It seems like every other news story about the International Monetary Fund (IMF) reflects (at least in passing on the Fund’s uneven treatment of developed and developing countries. Established at the Bretton Woods conference to oversee the system of fixed exchange rates prevailing in 1944, the Fund’s mission has gradually expanded to promoting economic growth, macro-economic stability, and poverty reduction.
Yet no one seems convinced anymore that the Fund can actually accomplish these goals. To the contrary, many now argue the IMF is a highly politicized organization, biased in its choice of whom to help, how, and how much. For instance, critics argue that Christine Lagarde (current managing director of the IMF) is keen on denying African countries agricultural subsidies as part of the IMF loans conditionality, even though she supports the same measures — labelled ”economic incentives”— when it comes to the EU Common Agricultural Policy and the French farmers.
While critics often perpetuate many economic fallacies themselves — such as “beneficial subsidies,” or the better-known “exploitation” of developing countries by their developed counterparts — they are not entirely mistaken in their misgivings about the Fund. There is something inherent in what the IMF does that perpetuates conflict among and within national economies. This has to do with the monetary-policy principles on which the Fund was established.
How the IMF Spreads the “Wealth”
The IMF’s funds for loans are drawn from the expanded money supplies of its member countries on the basis of a contribution quota, and then redistributed to countries in need of financial or foreign exchange stabilization. The list of borrowers ranges from France in 1947 and Argentina (just before its 2001 crisis) to Ireland, Portugal, Ukraine, Colombia, Greece, and many others.
These loans promote an artificial and temporary type of global economic growth, because they do not have a neutral impact on the world economy. IMF loans endow some countries with additional purchasing power, thus allowing them to increase their command of resources and their wealth to the detriment of other countries. The latter’s resources and overall wealth are diminished by the depreciation of the monetary unit purported by every disbursement of the new money.
This global, inter-country redistribution of wealth is central to the conflicting relationships which arise around the allocation of IMF packages. Mises explained this to his students at FEE in the 1960s when he noted that the central problem is over who gets the money:
Everybody, every country, would say the same thing: “The quantity we got is too small for us.” The rich countries will say, “As the per head quota of money in our country is greater than it is in the poor countries, we must get a greater part.” The poor country will say, “No, on the contrary. Because they have already a greater part of money per head quota than we have, we must get the additional quantity of money.”

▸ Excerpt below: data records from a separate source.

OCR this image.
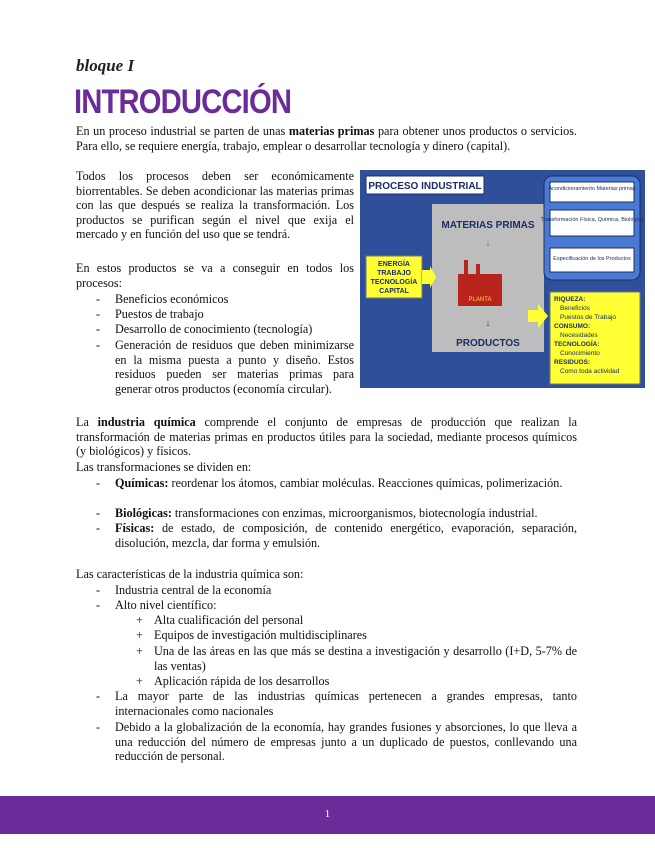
bloque I
INTRODUCCIÓN
En un proceso industrial se parten de unas materias primas para obtener unos productos o servicios. Para ello, se requiere energía, trabajo, emplear o desarrollar tecnología y dinero (capital).
Todos los procesos deben ser económicamente biorrentables. Se deben acondicionar las materias primas con las que después se realiza la transformación. Los productos se purifican según el nivel que exija el mercado y en función del uso que se tendrá.
En estos productos se va a conseguir en todos los procesos:
- Beneficios económicos
- Puestos de trabajo
- Desarrollo de conocimiento (tecnología)
- Generación de residuos que deben minimizarse en la misma puesta a punto y diseño. Estos residuos pueden ser materias primas para generar otros productos (economía circular).
PROCESO INDUSTRIAL
MATERIAS PRIMAS
↓
PLANTA
↓
PRODUCTOS
ENERGÍA
TRABAJO
TECNOLOGÍA
CAPITAL
Acondicionamiento Materias primas
Transformación Física, Química, Biológica
Especificación de los Productos
RIQUEZA:
Beneficios
Puestos de Trabajo
CONSUMO:
Necesidades
TECNOLOGÍA:
Conocimiento
RESIDUOS:
Como toda actividad
La industria química comprende el conjunto de empresas de producción que realizan la transformación de materias primas en productos útiles para la sociedad, mediante procesos químicos (y biológicos) y físicos.
Las transformaciones se dividen en:
- Químicas: reordenar los átomos, cambiar moléculas. Reacciones químicas, polimerización.
- Biológicas: transformaciones con enzimas, microorganismos, biotecnología industrial.
- Físicas: de estado, de composición, de contenido energético, evaporación, separación, disolución, mezcla, dar forma y emulsión.
Las características de la industria química son:
- Industria central de la economía
- Alto nivel científico:
+ Alta cualificación del personal
+ Equipos de investigación multidisciplinares
+ Una de las áreas en las que más se destina a investigación y desarrollo (I+D, 5-7% de las ventas)
+ Aplicación rápida de los desarrollos
- La mayor parte de las industrias químicas pertenecen a grandes empresas, tanto internacionales como nacionales
- Debido a la globalización de la economía, hay grandes fusiones y absorciones, lo que lleva a una reducción del número de empresas junto a un duplicado de puestos, conllevando una reducción de personal.
1
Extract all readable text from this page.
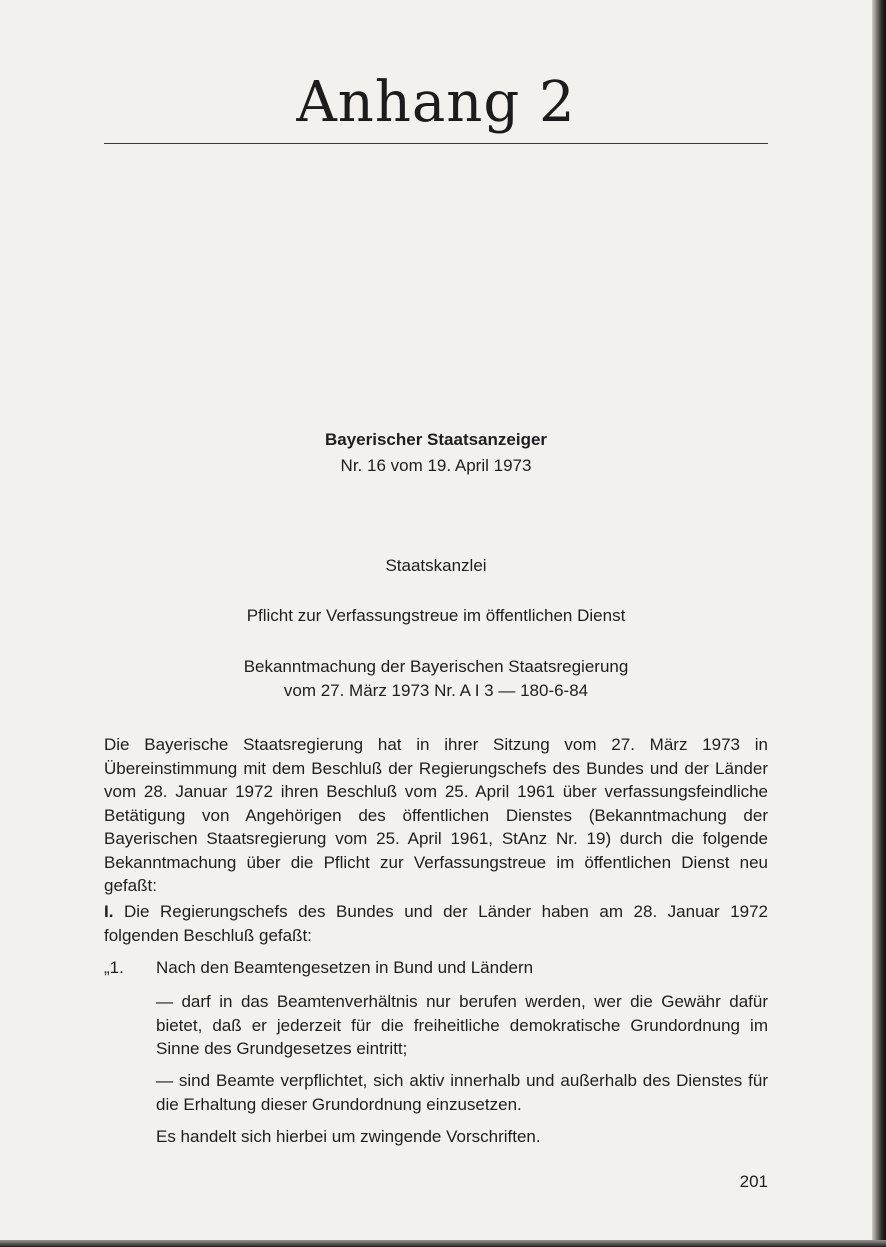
Anhang 2
Bayerischer Staatsanzeiger
Nr. 16 vom 19. April 1973
Staatskanzlei
Pflicht zur Verfassungstreue im öffentlichen Dienst
Bekanntmachung der Bayerischen Staatsregierung
vom 27. März 1973 Nr. A I 3 — 180-6-84
Die Bayerische Staatsregierung hat in ihrer Sitzung vom 27. März 1973 in Übereinstimmung mit dem Beschluß der Regierungschefs des Bundes und der Länder vom 28. Januar 1972 ihren Beschluß vom 25. April 1961 über verfassungsfeindliche Betätigung von Angehörigen des öffentlichen Dienstes (Bekanntmachung der Bayerischen Staatsregierung vom 25. April 1961, StAnz Nr. 19) durch die folgende Bekanntmachung über die Pflicht zur Verfassungstreue im öffentlichen Dienst neu gefaßt:
I. Die Regierungschefs des Bundes und der Länder haben am 28. Januar 1972 folgenden Beschluß gefaßt:
„1. Nach den Beamtengesetzen in Bund und Ländern
— darf in das Beamtenverhältnis nur berufen werden, wer die Gewähr dafür bietet, daß er jederzeit für die freiheitliche demokratische Grundordnung im Sinne des Grundgesetzes eintritt;
— sind Beamte verpflichtet, sich aktiv innerhalb und außerhalb des Dienstes für die Erhaltung dieser Grundordnung einzusetzen.
Es handelt sich hierbei um zwingende Vorschriften.
201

But, Mises observed, it’s impossible to distribute the money in a neutral way:
one can never increase the quantity … in such a way that it does not further the economic conditions of one group at the expense of other groups. This is, for instance, something that wasn’t realized in this great error — I don’t find a nice word to describe it — in starting the International Monetary Fund.
The IMF, Inequality, and Central Banks
These conflicts are underlined by an even less acknowledged conflict at the national level — also predicated on the redistribution of wealth — which arises from the inflationary policies of national central banks. National central banks often cooperate with each other to, as Jörg Guido Hülsmann summarized,
to coordinate central-bank policies, i.e. … to increase their note issues in concert, thus avoiding the embarrassment of the falling exchange rates that inevitably result from unilateral inflation.
However, when this coordination fails, IMF loans can be used to buy one’s currency off foreign exchange markets and temporarily halt its collapse. Here too, instead of macroeconomic stability, what IMF loans really accomplish is maintaining the inflationary monetary policies which have brought countries to this predicament in the first place. The primary social consequences of inflationary policies are the redistribution of wealth from the last receivers of the new money toward the first receivers. Thus, the perpetuation of this institutional framework is a fertile ground for growing economic inequality, a hot issue nowadays, often over-estimated, but always blamed on the free market.